Ideally, you can stop leaves from entering your pond altogether to prevent high nutrient loads. Installing pond netting will help keep leaves from falling into your pond. Pond netting catches leaves before they have a chance to enter the water.
You can remove leaves from your pond using a skimmer fish net. Try to remove the leaves before they sink to the bottom of the pond and start to decay. Leaves that sink to the bottom can hurt water quality and can clog your pond pumps and filters (pre-filtration helps protect pumps, especially in the fall). Scoop the leaves from the surface of your pond daily, if you can, to keep your pond healthy during the fall and winter seasons.
What to Do with Wet Leaves
Once you've scooped the leaves out of your pond, what can you do with them? Wet leaves are a little less fun to play with compared to dry leaves. These wet leaves can turn into gardening gold with a little work.
Depending on where you live, your trash and recycling collection services may accept bags of leaves during the fall time. Check and see if your neighborhood offers this collection service and if the leaves need to be put in a special bag. Many leaf collection services require the leaves to be in a biodegradable paper bag for pick up.
Wet leaves make great leaf mold. Leaf mold is excellent for adding nutrients to the soil and helping increase water retention in your garden. Leaf mold is just leaves and water mixed together and allowed to decompose. If you start collecting wet leaves in the fall, the mold should be ready by the spring.

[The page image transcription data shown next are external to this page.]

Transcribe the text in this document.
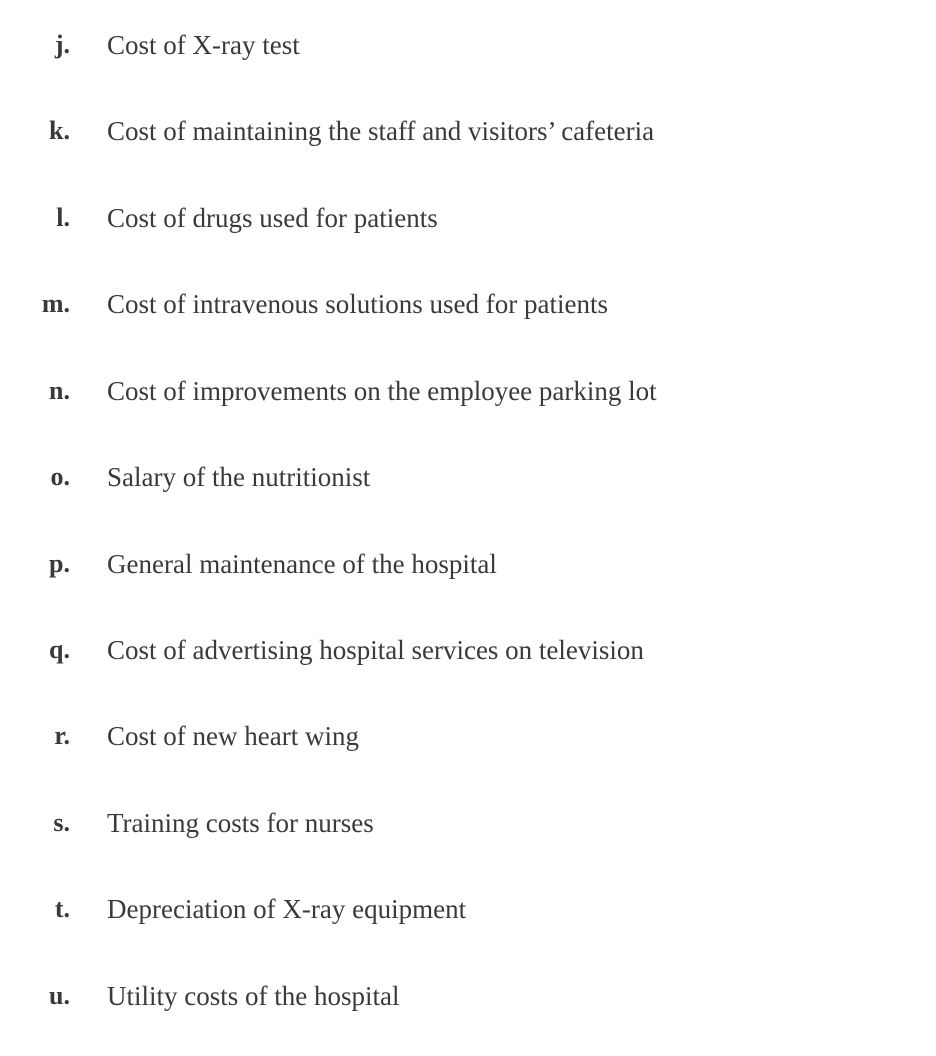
j. Cost of X-ray test
k. Cost of maintaining the staff and visitors’ cafeteria
l. Cost of drugs used for patients
m. Cost of intravenous solutions used for patients
n. Cost of improvements on the employee parking lot
o. Salary of the nutritionist
p. General maintenance of the hospital
q. Cost of advertising hospital services on television
r. Cost of new heart wing
s. Training costs for nurses
t. Depreciation of X-ray equipment
u. Utility costs of the hospital
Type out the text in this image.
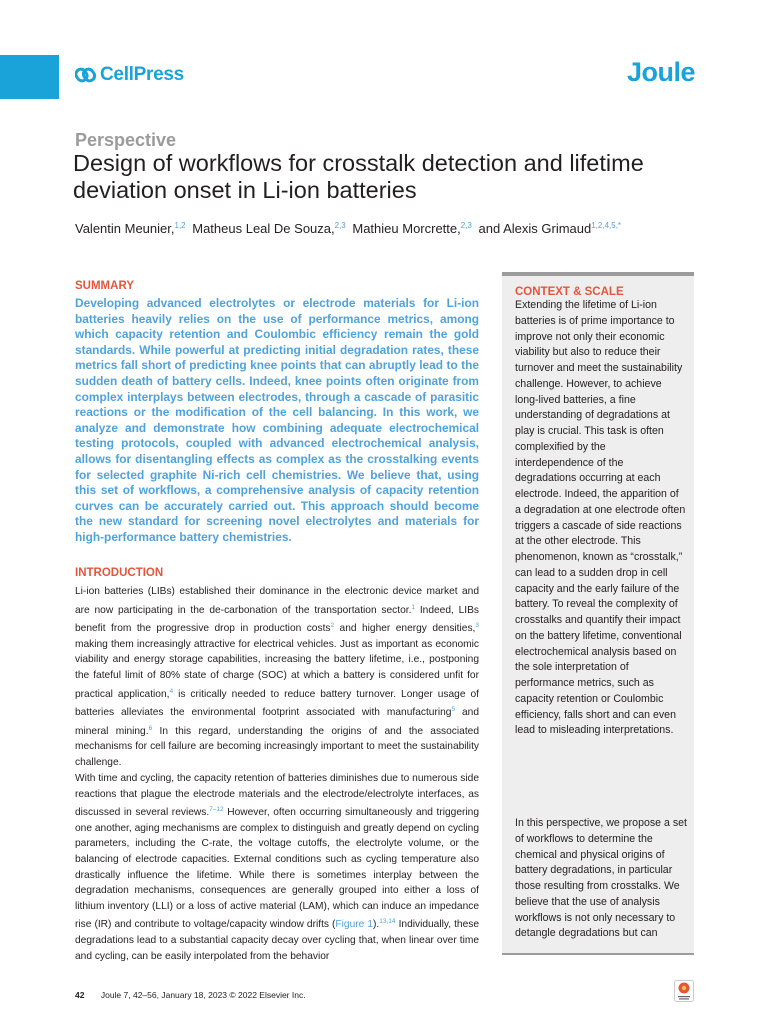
CellPress	Joule
Perspective
Design of workflows for crosstalk detection and lifetime deviation onset in Li-ion batteries
Valentin Meunier,$^{1,2}$ Matheus Leal De Souza,$^{2,3}$ Mathieu Morcrette,$^{2,3}$ and Alexis Grimaud$^{1,2,4,5,*}$
SUMMARY

Developing advanced electrolytes or electrode materials for Li-ion batteries heavily relies on the use of performance metrics, among which capacity retention and Coulombic efficiency remain the gold standards. While powerful at predicting initial degradation rates, these metrics fall short of predicting knee points that can abruptly lead to the sudden death of battery cells. Indeed, knee points often originate from complex interplays between electrodes, through a cascade of parasitic reactions or the modification of the cell balancing. In this work, we analyze and demonstrate how combining adequate electrochemical testing protocols, coupled with advanced electrochemical analysis, allows for disentangling effects as complex as the crosstalking events for selected graphite Ni-rich cell chemistries. We believe that, using this set of workflows, a comprehensive analysis of capacity retention curves can be accurately carried out. This approach should become the new standard for screening novel electrolytes and materials for high-performance battery chemistries.

INTRODUCTION

Li-ion batteries (LIBs) established their dominance in the electronic device market and are now participating in the de-carbonation of the transportation sector.$^1$ Indeed, LIBs benefit from the progressive drop in production costs$^2$ and higher energy densities,$^3$ making them increasingly attractive for electrical vehicles. Just as important as economic viability and energy storage capabilities, increasing the battery lifetime, i.e., postponing the fateful limit of 80% state of charge (SOC) at which a battery is considered unfit for practical application,$^4$ is critically needed to reduce battery turnover. Longer usage of batteries alleviates the environmental footprint associated with manufacturing$^5$ and mineral mining.$^6$ In this regard, understanding the origins of and the associated mechanisms for cell failure are becoming increasingly important to meet the sustainability challenge.

With time and cycling, the capacity retention of batteries diminishes due to numerous side reactions that plague the electrode materials and the electrode/electrolyte interfaces, as discussed in several reviews.$^{7-12}$ However, often occurring simultaneously and triggering one another, aging mechanisms are complex to distinguish and greatly depend on cycling parameters, including the C-rate, the voltage cutoffs, the electrolyte volume, or the balancing of electrode capacities. External conditions such as cycling temperature also drastically influence the lifetime. While there is sometimes interplay between the degradation mechanisms, consequences are generally grouped into either a loss of lithium inventory (LLI) or a loss of active material (LAM), which can induce an impedance rise (IR) and contribute to voltage/capacity window drifts (Figure 1).$^{13,14}$ Individually, these degradations lead to a substantial capacity decay over cycling that, when linear over time and cycling, can be easily interpolated from the behavior

CONTEXT & SCALE

Extending the lifetime of Li-ion batteries is of prime importance to improve not only their economic viability but also to reduce their turnover and meet the sustainability challenge. However, to achieve long-lived batteries, a fine understanding of degradations at play is crucial. This task is often complexified by the interdependence of the degradations occurring at each electrode. Indeed, the apparition of a degradation at one electrode often triggers a cascade of side reactions at the other electrode. This phenomenon, known as “crosstalk,” can lead to a sudden drop in cell capacity and the early failure of the battery. To reveal the complexity of crosstalks and quantify their impact on the battery lifetime, conventional electrochemical analysis based on the sole interpretation of performance metrics, such as capacity retention or Coulombic efficiency, falls short and can even lead to misleading interpretations.

In this perspective, we propose a set of workflows to determine the chemical and physical origins of battery degradations, in particular those resulting from crosstalks. We believe that the use of analysis workflows is not only necessary to detangle degradations but can

42 Joule 7, 42–56, January 18, 2023 © 2022 Elsevier Inc.
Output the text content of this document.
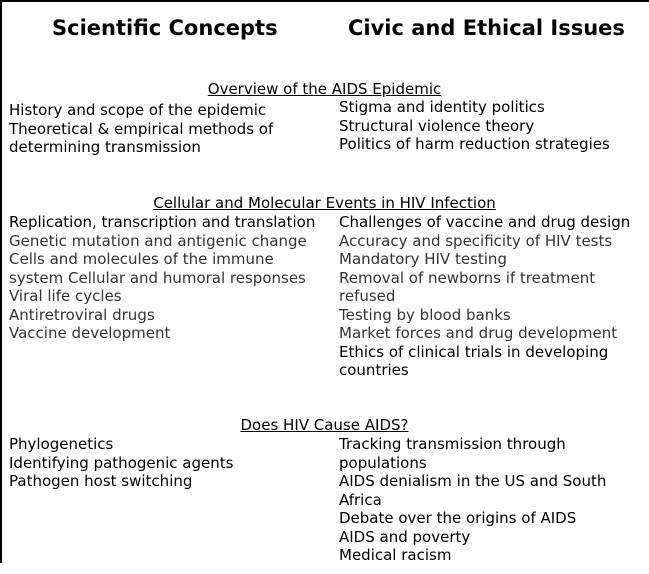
Scientific Concepts	Civic and Ethical Issues
Overview of the AIDS Epidemic
History and scope of the epidemic
Theoretical & empirical methods of
determining transmission
Stigma and identity politics
Structural violence theory
Politics of harm reduction strategies
Cellular and Molecular Events in HIV Infection
Replication, transcription and translation
Genetic mutation and antigenic change
Cells and molecules of the immune
system Cellular and humoral responses
Viral life cycles
Antiretroviral drugs
Vaccine development
Challenges of vaccine and drug design
Accuracy and specificity of HIV tests
Mandatory HIV testing
Removal of newborns if treatment
refused
Testing by blood banks
Market forces and drug development
Ethics of clinical trials in developing
countries
Does HIV Cause AIDS?
Phylogenetics
Identifying pathogenic agents
Pathogen host switching
Tracking transmission through
populations
AIDS denialism in the US and South
Africa
Debate over the origins of AIDS
AIDS and poverty
Medical racism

As you scoop leaves from your pond, you can collect them and put them in a compost bin. You can make the compost bin out of a plastic or wooden container or wire fencing. Pile the leaves together and keep them moist. When you add a new layer of leaves to the pile, you can add small amounts of water if the leaves are not very wet.
Leave compost is more nutritious for the soil than leaf mold, but it requires more work. Leaf compost has a high mineral content and is excellent for gardening. It improves soil structure, helping to aerate clay soil and adding moisture to sandy soil.
You can make leaf compost by layering green organic material like plant-based kitchen scraps and grass clippings with wet leaves. The compost pile needs to be kept moist and stirred every three weeks to oxygenate. By spring, you should have a nice compost to use when gardening again.
Leaves are a favorite part of the fall for everyone but pond owners. When leaves decompose in the pond, it hurts water quality, overloading the pond with nutrients. The leaves create a layer of sludge at the bottom of the pond. It's important to quickly scoop out leaves that fall into the pond while they're still on the surface. What to do with wet leaves from your pond? You can either dispose of the leaves through your trash and recycling surface or use them as food for the garden. Leaf mold and compost are great for gardening, adding nutrients, and improving soil structure.